Listening Script Vocabulary
(Section 4: You will hear a talk on the topic of evergreening. First, you will have some time to look at questions 31 to 40 [20 seconds]. Listen carefully and answer questions 31 to 40.)
Good afternoon and welcome to today's lecture on the subject of 'evergreening' and the issues this causes with pharmaceutical companies and patients alike.
Now, let's begin with a little background. Pharmaceutical companies protect the drugs they have spent time and money creating with protections called patents. A patent is the legal right protecting the person or company that has created a new invention, whether that is a product, an idea or a formula. It allows the owner of the patent to take legal action against others who use his invention without his permission.
Big pharmaceutical companies make big profits. Their useful new drugs are patented, protecting them from competition and allowing the owner of the patents to charge high prices. When the patent ends, other companies are allowed to supply the previously patented drug. These are known as generic drugs. The prices of generic drugs are much lower than the prices of in-patent drugs – it has been suggested that for widely used drugs, price falls can be as much as 95%.

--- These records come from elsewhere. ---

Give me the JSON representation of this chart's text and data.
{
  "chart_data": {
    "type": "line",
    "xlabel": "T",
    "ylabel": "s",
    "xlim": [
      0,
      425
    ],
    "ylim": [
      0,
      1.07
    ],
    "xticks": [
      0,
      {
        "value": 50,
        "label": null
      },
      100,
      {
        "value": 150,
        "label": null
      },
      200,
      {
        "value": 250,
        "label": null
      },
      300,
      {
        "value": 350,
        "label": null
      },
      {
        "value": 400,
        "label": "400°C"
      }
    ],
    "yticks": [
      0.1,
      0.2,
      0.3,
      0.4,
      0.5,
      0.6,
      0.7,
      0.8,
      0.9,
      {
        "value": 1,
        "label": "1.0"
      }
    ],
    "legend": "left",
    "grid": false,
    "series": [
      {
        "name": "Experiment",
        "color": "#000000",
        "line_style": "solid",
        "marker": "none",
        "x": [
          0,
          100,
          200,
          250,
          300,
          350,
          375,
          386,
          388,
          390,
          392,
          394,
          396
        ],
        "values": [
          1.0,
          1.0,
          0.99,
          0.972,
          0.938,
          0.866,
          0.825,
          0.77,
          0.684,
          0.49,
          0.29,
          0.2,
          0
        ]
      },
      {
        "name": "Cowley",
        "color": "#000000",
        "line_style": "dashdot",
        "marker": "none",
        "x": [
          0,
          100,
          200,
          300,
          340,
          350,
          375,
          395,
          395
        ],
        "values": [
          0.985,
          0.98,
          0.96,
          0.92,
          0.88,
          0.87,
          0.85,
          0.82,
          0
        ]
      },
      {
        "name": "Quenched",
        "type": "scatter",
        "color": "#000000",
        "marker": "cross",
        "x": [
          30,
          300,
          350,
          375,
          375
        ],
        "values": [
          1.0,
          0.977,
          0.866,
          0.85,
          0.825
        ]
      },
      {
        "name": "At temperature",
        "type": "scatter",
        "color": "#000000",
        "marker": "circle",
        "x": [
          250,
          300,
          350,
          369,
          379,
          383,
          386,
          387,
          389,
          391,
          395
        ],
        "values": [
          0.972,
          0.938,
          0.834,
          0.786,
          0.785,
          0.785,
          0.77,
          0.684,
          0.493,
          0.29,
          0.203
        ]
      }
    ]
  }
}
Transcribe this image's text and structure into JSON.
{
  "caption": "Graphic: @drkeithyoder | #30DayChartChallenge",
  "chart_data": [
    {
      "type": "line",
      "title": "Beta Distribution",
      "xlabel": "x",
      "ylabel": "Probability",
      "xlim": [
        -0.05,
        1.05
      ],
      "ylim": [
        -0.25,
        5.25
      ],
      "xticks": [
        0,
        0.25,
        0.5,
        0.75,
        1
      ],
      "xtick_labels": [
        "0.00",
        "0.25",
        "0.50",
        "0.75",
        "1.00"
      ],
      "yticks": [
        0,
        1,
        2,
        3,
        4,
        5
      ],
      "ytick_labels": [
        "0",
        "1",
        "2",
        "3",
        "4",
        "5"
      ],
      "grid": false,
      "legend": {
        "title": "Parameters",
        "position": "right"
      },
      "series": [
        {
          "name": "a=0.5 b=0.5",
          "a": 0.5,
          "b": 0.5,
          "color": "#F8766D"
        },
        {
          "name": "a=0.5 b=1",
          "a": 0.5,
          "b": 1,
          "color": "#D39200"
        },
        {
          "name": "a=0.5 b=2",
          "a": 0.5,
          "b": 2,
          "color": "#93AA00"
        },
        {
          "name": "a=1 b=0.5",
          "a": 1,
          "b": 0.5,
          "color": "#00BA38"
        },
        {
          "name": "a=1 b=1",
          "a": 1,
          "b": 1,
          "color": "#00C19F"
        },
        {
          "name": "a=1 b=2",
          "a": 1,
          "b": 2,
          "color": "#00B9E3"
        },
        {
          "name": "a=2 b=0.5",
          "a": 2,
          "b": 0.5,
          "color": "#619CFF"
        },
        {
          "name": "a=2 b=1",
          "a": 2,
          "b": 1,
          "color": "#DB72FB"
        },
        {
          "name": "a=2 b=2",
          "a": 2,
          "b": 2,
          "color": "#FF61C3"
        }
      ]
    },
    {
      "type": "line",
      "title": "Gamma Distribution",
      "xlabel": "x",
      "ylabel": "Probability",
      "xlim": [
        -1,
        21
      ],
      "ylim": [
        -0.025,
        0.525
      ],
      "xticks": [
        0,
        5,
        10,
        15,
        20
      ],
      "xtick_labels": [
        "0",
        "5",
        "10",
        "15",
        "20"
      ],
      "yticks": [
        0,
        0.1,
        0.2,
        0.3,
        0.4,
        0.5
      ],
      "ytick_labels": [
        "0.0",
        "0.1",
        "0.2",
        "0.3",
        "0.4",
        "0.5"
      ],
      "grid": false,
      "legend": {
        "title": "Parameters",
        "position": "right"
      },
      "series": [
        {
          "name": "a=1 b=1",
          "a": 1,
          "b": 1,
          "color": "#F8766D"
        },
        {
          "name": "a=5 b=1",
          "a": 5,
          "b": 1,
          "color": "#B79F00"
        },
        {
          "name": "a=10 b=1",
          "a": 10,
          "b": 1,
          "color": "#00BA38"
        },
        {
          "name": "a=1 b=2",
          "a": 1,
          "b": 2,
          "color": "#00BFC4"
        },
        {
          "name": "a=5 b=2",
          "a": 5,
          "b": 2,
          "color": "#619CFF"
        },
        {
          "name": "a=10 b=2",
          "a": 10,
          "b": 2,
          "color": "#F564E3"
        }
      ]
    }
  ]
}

On average, a patent provides protection from competition for about 14 years. But, of course, companies like monopolies and would like to extend the patent period. Over the past few decades they have used a process known as 'evergreening' to keep generic companies out of the market for longer.
So, how does evergreening work? Evergreening is achieved by seeking extra patents on variations of the original drug – new forms of release, new dosages, new combinations or new forms. Pharmaceutical companies refer to this as 'lifecycle management'. Even if the change to the previous drug is tiny, the company can make a new patent and so continue to sell the drug at a higher price.
Brand pharmaceutical companies argue that these 'lifecycle management' patents provide improved health outcomes to the community and that they meet the thresholds of novelty and inventiveness required to get a new patent. Critics argue that the claimed improved health outcomes are small or non-existent.